Ducati Panigale V4R Ducati

Ducati Panigale V4 Superleggera

Noch stärker, noch edler, noch teurer

Der italienische Motorradhersteller Ducati arbeitet an einer neuen Extrem-Variante der Panigale V4. Die Superleggera wird noch über der V4R angesiedelt und kommt 2020.

Die Spitze der Panigale V4-Familie bildet derzeit die V4R, die auch als Homologationsmodell für die Superbike-WM dient. Mit 998 Kubik hat die V4R eine Leistung von 221 PS bei einem Gewicht von 193 Kilo (fahrfertig). Ihr Preis liegt bei 39.900 Euro. In der Panigale V4 steckt aber noch mehr Potenzial. Die V4R ist als Basismodell für den Rennsport durch das Reglement auf einen Preis von nicht mehr als 40.000 Euro limitiert. Entsprechend hat Ducati in dieses Modell nicht alles reingesteckt, was machbar, sondern nur, was für den Rennsport sinnvoll ist. Aus Erfahrung wissen wir aber, dass Ducati-Kunden gerne auch ganz ganz tief in die Tasche greifen, wenn sie ein absolut exklusives Modell der Roten erwerben können. Entsprechend wird Ducati eine Superleggera-Variante der Panigale V4 nachschieben, die alles tragen darf, was gut und teuer ist.

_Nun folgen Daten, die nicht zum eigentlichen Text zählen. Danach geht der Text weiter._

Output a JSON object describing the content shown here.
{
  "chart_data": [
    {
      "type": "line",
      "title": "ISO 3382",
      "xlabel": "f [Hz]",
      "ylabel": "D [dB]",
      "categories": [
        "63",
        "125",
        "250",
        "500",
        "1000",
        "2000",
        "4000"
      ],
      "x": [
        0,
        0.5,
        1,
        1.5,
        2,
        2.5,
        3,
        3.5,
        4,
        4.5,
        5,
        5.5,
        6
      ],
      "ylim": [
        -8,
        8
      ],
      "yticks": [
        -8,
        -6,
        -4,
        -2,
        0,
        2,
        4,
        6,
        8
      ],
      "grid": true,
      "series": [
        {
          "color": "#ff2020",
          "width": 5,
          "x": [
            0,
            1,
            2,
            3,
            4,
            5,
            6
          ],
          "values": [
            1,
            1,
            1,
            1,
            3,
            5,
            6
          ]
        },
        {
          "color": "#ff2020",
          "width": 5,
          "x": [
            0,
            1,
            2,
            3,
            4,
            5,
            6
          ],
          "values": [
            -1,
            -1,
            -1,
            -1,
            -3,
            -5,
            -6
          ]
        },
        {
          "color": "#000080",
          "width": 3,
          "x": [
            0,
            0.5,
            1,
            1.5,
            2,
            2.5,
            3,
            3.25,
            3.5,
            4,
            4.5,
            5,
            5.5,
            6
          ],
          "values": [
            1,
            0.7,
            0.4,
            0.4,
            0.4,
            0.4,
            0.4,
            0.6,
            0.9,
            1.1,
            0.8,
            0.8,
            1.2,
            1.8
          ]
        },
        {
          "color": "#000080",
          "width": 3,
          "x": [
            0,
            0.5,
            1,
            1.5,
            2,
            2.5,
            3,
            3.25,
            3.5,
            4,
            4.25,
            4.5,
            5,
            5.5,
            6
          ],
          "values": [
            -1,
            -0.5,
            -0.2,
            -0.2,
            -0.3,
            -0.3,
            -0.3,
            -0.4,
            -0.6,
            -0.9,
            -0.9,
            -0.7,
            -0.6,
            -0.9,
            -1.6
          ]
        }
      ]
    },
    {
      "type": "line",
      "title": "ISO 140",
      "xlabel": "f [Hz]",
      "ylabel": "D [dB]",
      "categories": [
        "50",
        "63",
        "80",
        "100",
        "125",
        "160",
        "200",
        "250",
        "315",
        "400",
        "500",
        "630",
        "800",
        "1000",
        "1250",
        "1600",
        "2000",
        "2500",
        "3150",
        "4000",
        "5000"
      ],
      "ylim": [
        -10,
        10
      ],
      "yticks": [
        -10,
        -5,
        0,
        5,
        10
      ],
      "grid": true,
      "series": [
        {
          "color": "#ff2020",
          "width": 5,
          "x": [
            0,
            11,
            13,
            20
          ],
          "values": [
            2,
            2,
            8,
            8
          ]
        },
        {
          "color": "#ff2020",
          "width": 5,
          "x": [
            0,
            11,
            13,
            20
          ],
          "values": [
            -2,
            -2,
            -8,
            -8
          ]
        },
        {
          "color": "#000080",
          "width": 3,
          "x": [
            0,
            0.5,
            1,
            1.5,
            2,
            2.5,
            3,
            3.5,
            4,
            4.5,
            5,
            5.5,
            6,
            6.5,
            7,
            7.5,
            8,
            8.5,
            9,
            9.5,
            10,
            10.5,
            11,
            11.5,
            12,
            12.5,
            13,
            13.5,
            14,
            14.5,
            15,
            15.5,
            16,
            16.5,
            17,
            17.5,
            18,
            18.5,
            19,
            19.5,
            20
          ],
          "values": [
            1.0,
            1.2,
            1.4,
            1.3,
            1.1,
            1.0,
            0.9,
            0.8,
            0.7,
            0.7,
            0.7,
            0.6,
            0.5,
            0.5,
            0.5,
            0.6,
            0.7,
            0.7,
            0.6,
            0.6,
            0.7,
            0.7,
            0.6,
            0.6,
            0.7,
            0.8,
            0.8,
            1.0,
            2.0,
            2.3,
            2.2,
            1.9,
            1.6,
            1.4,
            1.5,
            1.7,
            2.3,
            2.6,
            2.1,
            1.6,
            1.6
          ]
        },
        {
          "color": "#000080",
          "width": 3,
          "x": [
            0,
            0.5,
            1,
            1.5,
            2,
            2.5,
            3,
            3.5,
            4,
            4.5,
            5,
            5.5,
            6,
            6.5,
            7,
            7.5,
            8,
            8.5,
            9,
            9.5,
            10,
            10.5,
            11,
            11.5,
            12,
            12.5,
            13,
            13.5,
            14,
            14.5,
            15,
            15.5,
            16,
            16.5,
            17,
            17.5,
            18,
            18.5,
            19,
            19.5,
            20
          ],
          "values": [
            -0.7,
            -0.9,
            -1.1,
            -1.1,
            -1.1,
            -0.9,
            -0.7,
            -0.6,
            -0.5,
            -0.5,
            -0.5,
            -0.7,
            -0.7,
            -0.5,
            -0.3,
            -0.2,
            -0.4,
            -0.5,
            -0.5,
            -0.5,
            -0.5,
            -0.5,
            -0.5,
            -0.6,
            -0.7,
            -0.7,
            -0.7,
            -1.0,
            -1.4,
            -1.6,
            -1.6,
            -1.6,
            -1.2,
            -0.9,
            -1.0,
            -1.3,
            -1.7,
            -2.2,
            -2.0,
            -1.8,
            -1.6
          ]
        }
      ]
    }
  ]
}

Erster Erlkönig bereits gesichtet

Bereits vor einigen Wochen ist in Italien unserem Erlkönig-Jäger eine Ducati Panigale V4R auf Messfahrt vor die Linse gerollt. Auffällig waren an diesem Prototyp neben dem Mess-Equipment am Heck die offensichtlich aus Karbon bestehenden Räder mit ihren sternförmig angeordneten fünf Doppelspeichen. Es sind die gleichen wie 2017 an der mit fast 80.000 Euro sündhaft teuren 1299 Superleggera. Und neben der Verkleidung, die inklusive der vorn seitlich platzierten Flügel von der Panigale V4R stammt, sind offenbar auch die Einarmschwinge und Teile des Rahmens aus dem teuren, aber leichten Kohlenstoff gefertigt. Neu ist offenbar der hinten unterm V4 sitzende Titan-Schalldämpfer.

224 PS und 173 Kilogramm

Jetzt sind zudem erste Infos aus Homologations-Unterlagen für die neue Ducati Panigale V4 Superleggera aufgetaucht. Diese dokumentieren, dass auch die Superleggera den auf 998 cm³ reduzierten V4-Motor tragen wird. Der soll laut Datenlage satte 224 PS im Straßentrimm liefern – fast vier PS mehr als die V4R. Und wer Ducati kennt, darf zudem auf einen speziellen Rennauspuff, eine entsprechend abgestimmte Motorsteuerung und damit weitere Pferdchen setzen. Für die V4R mit Rennkit nennt Ducati 234 PS.

Beim Gewicht schlagen die vielen Leichtbauteile durch. In der Typprüfung werden 173 Kilogramm genannt, wobei nicht klar wird, welche exakten Rahmenbedingungen gelten. Als Bezugsgröße können die 184 Kilogramm der V4R in der Typprüfung gelten. Unter dem Strich dürfte die Superleggera damit elf Kilogramm abspecken.

Als Bezugsgröße beim Preis greifen wir zurück auf die 1299 Superleggera und stimmen potenzielle Käufer schon mal auf gut 80.000 Euro ein. Gebaut werden sollen lediglich 500 Exemplare.